Al Señor le gustó que Salomón le hubiera pedido eso. Dios le dijo: «Como has pedido esto en lugar de pedir una vida larga, riquezas o la victoria sobre tus enemigos —al pedir discernimiento para tener buen juicio—, «Ahora haré justo lo que me has dicho. Mira, por la presente te concedo una mente sabia y perspicaz. Nunca ha habido nadie como tú hasta ahora, ni habrá nadie como tú en el futuro».
1 Reyes 3:9-12
Hace unos años, me vi envuelta en un conflicto importante entre algunos de mis amigos. Estaba nerviosa y sin saber muy bien qué hacer, así que decidí rezar para saber qué podía hacer para que todos se sintieran seguros, escuchados y respetados. En aquel momento no me di cuenta, pero estaba buscando la sabiduría de Dios a través de la oración. Al final, la situación se resolvió, pero recuerdo lo tranquila que me sentí cuando hice lo que sentí que Dios me pedía que hiciera.

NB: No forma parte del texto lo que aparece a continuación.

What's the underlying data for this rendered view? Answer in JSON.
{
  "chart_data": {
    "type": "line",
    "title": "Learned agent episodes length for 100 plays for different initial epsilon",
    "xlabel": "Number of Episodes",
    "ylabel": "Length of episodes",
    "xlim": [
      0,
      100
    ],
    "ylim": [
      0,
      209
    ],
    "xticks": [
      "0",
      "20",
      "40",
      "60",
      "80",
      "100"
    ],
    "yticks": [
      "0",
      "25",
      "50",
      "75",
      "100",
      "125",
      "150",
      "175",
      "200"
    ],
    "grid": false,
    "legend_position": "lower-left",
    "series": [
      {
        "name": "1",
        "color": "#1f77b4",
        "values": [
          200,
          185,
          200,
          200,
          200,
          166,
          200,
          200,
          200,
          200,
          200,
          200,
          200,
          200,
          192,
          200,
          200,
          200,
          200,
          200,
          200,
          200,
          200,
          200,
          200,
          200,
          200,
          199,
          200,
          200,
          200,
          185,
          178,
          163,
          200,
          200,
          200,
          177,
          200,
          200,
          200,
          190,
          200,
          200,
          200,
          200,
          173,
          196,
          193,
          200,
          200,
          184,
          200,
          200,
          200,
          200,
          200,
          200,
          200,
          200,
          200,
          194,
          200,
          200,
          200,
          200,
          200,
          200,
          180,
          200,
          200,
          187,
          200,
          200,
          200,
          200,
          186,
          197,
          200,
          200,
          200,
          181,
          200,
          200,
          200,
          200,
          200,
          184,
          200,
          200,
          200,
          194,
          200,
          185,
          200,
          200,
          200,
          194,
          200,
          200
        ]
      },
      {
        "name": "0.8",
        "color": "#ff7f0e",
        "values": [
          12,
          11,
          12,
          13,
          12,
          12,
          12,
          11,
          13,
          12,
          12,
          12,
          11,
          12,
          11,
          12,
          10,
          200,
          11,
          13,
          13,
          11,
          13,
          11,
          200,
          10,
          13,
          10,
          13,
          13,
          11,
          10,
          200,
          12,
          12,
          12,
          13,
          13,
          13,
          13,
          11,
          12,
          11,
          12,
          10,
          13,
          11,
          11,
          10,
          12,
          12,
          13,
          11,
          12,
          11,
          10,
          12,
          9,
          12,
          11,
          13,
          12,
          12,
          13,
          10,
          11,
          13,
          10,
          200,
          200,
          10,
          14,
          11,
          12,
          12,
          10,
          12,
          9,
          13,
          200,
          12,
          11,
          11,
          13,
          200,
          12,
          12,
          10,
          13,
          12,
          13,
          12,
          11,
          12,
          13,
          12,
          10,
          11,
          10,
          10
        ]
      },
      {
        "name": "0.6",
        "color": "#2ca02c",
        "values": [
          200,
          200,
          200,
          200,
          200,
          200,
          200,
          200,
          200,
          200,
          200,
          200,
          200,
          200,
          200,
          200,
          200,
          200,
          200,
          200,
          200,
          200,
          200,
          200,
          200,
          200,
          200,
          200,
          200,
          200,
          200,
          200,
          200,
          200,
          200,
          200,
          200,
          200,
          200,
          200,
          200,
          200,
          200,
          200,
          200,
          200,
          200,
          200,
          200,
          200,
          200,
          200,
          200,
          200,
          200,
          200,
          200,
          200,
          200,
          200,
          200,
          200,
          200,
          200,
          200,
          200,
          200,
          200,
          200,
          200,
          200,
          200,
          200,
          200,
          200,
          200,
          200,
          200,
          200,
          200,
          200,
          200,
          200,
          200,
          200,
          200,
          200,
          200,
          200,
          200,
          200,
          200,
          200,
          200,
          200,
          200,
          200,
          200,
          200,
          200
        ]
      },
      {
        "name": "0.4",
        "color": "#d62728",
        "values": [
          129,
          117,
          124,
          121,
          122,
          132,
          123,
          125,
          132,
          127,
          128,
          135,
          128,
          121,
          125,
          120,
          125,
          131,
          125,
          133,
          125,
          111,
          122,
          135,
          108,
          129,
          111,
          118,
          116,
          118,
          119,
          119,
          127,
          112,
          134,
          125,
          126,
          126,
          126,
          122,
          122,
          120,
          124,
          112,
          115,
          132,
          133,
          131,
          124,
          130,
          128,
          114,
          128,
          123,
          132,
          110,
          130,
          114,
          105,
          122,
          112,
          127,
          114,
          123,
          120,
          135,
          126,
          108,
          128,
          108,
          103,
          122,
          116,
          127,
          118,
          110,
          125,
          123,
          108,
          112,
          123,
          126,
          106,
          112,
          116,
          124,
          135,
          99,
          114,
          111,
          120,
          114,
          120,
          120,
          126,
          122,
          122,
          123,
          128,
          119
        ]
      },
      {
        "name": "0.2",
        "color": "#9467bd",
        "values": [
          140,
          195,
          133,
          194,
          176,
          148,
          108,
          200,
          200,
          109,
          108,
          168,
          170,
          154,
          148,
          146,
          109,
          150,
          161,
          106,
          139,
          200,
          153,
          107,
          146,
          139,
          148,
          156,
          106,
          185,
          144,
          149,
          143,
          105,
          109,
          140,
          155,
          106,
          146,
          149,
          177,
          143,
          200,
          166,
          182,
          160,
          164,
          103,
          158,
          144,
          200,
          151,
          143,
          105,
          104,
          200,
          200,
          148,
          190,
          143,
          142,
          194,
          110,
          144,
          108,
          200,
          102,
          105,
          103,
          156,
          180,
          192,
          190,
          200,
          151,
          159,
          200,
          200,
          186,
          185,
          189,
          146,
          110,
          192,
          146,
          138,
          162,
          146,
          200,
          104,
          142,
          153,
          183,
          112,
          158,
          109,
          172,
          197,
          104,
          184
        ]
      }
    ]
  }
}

¿Cómo se adquiere la sabiduría? Quizás te preguntes: «¿No es algo que solo viene con la edad?». Puede que sea cierto desde el punto de vista del desarrollo, pero Salomón era solo un joven cuando recibió de Dios el don de la sabiduría. Salomón pidió sabiduría en lugar de cosas materiales, ¡y la recibió! Buscar la sabiduría es como pedirle a Dios un regalo especial que te acerque más a Él. Desear sabiduría puede significar rezar, pedir consejo a alguien que haya pasado por lo mismo que tú o pedirle al Espíritu Santo que te dé un «empujoncito». La sabiduría nos llega de muchas formas. Cuando buscamos sabiduría, buscamos a Dios.

Naomi McQuiller
Pregunta para reflexionar:
¿Cómo podría ayudarte a cambiar una situación el hecho de pedir sabiduría sobre algo?
Dios de amor, gracias por la sabiduría. Cuando me enfrente a situaciones difíciles, ayúdame a buscar tu voluntad en mi vida. Amén.
Tómate unos minutos para buscar a Dios de forma consciente, de la manera que mejor te vaya. Puede ser escribiendo en un diario, disfrutando de la naturaleza, leyendo las Escrituras o pasando tiempo con amigos.